“我会那么缺德?”
“会。”
“哈哈,这点义气还是有的。我就想弄清楚你用无躯之魂,如何让这阴阳两极完美洽融的。照常而言,两者应该水火不容,该时时刻刻争来斗去,你早就魂飞魄散才对啊。实在想不明白。”
观在叹气,“行吧,等回头有空,再找你好好研究研究。”
游郎竖起手掌,“击掌为誓。”
观在抬手击掌,“骗你小狗。需要什么材料?准备什么时候换眼?”
“不需要,只要你肯,现在就可以换。”
“……”怎么听着这么不靠谱,观在眉心一皱,“现在?你不会打算生剜吧?”
“当然。不生剜,不就一介死物?剜出来不就成了死鱼眼?有什么用?白费力气。我不干,别来砸我招牌。”
“我没问题,关键阿皖他还只是个孩子。”
“我眼里没有孩子,只有顽疾可愈。你到底换不换,给句痛快话。你要再迟疑不决,那边就该找过来了。”
观在咬咬牙:“换。”
游郎的医术毋庸置疑,但也确实不顾他人死活。
生剜如切肤磨骨之痛,让阿皖小小一个孩子,硬是眼睁睁苦捱至换眼结束,疼得活生生昏死过去。
屋中法阵亮着冷芒,观在拔出阿皖口中死咬不放的玉器,上面两行牙印醒目。
游郎做好包扎,洗掉满手血渍,“死不了。先别管孩子,该你了。得赶紧把他的坏眼珠子放你眼眶里。”
观在空着一只眼洞,信手一个响指,将阿皖汗湿的衣衫被褥清洁一新,不忘掖好被角。
装入邪气游窜的眼珠,阵法消失。
观在自认皮糙肉厚不怕疼,仍被游郎那不知轻重缓急的凌迟移植手法,疼得一背冷汗,颤出一迭声的冷嘶。
游郎往黑木医药箱里收拾工具:“我俩毕竟这么些年的交情,好赖话我就不跟你藏着了。你虽说仅仅只是换了只眼睛,但这种事总归是对魂体有损。不过,得亏你魂体强悍,没大碍,只会变相折损你一两成的修为。或许对你来说,不至于弱不禁风,但最好还是潜心休养一阵。”
观在转脸看向紧闭的窗子,视野穿透,清晰落在围罩屋顶上空逐日变得稀薄的结界。

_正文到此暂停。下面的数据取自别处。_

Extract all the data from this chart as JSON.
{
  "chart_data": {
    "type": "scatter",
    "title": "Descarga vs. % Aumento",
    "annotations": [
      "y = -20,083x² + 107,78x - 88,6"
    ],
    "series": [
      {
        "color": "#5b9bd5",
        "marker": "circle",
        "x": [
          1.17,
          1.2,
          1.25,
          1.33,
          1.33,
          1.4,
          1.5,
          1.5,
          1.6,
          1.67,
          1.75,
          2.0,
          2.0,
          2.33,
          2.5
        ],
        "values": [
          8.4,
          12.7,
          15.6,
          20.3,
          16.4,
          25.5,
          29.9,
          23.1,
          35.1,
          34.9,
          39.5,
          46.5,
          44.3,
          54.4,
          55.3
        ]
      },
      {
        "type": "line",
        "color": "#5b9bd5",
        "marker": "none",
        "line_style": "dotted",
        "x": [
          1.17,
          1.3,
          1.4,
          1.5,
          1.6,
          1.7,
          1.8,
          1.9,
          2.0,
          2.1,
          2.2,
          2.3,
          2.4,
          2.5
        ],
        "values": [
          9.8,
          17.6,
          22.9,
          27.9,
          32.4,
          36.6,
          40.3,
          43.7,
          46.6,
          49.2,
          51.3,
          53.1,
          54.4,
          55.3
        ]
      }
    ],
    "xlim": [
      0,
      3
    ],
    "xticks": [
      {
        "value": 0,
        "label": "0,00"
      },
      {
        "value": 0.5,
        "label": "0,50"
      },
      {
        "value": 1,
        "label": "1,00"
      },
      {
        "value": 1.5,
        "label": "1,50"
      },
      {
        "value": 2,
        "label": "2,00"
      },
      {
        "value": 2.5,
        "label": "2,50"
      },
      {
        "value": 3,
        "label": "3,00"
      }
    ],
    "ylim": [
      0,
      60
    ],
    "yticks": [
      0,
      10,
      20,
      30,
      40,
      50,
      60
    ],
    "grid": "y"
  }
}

面上的笑意松快:“我倒是想啊,但人家不让。”
游郎瞧他一眼,如同在看二傻子,摆出一副自讨苦吃的活该样,合上箱盖,“当初让你找天命装善人,是为了在不搅乱上头事先拟定好的命数之下,帮点无伤大雅的小忙,留个人情债方便追讨。结果你倒好,非得搅得一团糟。这办砸了事就赶紧撤,非得上赶着被抓现行。”
“命数?”观在挑眉,指向刚换的左眼。表面契合完美,看不出半点动过手脚的痕迹,仿如与生俱来。可只有他和游郎清楚,现如今这只眼睛除了充当摆设,更是一个贻害无穷的恶咒。
观在:“你觉得这玩意儿也是事先拟定的命数?”
游郎看着他没说话。
太阳穴周围隐隐作痛,观在抬手摁住那缕拼命逃窜的鬼东西,“一股只能靠纯阳地火日夜炼化的邪气,上面会舍得让天孙帝子去遭这种罪?”
游郎:“你怀疑有人在设计陷害?”
观在:“应该没这么简单。你们既能揣摩到天命的猫腻,那别人怎么就不能了?要知道这世上的聪明人可不少。就算千万人中出一个,那也有几十个。”
游郎思忖片刻:“想借机搅乱命数?图什么?是有什么人跟天界有恩怨私仇?此举是为了巧借天道之手,好寻衅报复?不太可能。徒留这么大祸患,天界那帮神仙不至于窝囊到这地步。”
“不至于?”观在忍不住好笑,“都贪生怕死到动歪脑筋了,这还不至于?要知人间帝王都难求长生,那这自诩高人一等的神仙,不思作为就想占尽天机捡便宜,还妄图寿比天齐。我的青天老爷,我做白日梦都不敢编得这么猖狂。”
游郎看了眼床上不省人事的尉迟皖,又瞥向隔壁房间正悬心等候的尉迟颍,问观在:“你接下来什么打算?”
观在坐床沿,伸出食指,轻轻戳了下尉迟皖苍白的脸颊,“那天,判官对我说了一句话。”
“什么话?”
“先说‘众神讨伐’,又说‘那孩子不该你救’。”
“这孩子是天命,一切自有定数,确实不该你救。你插手乱了命数,肯定拿你问罪。有何不妥?”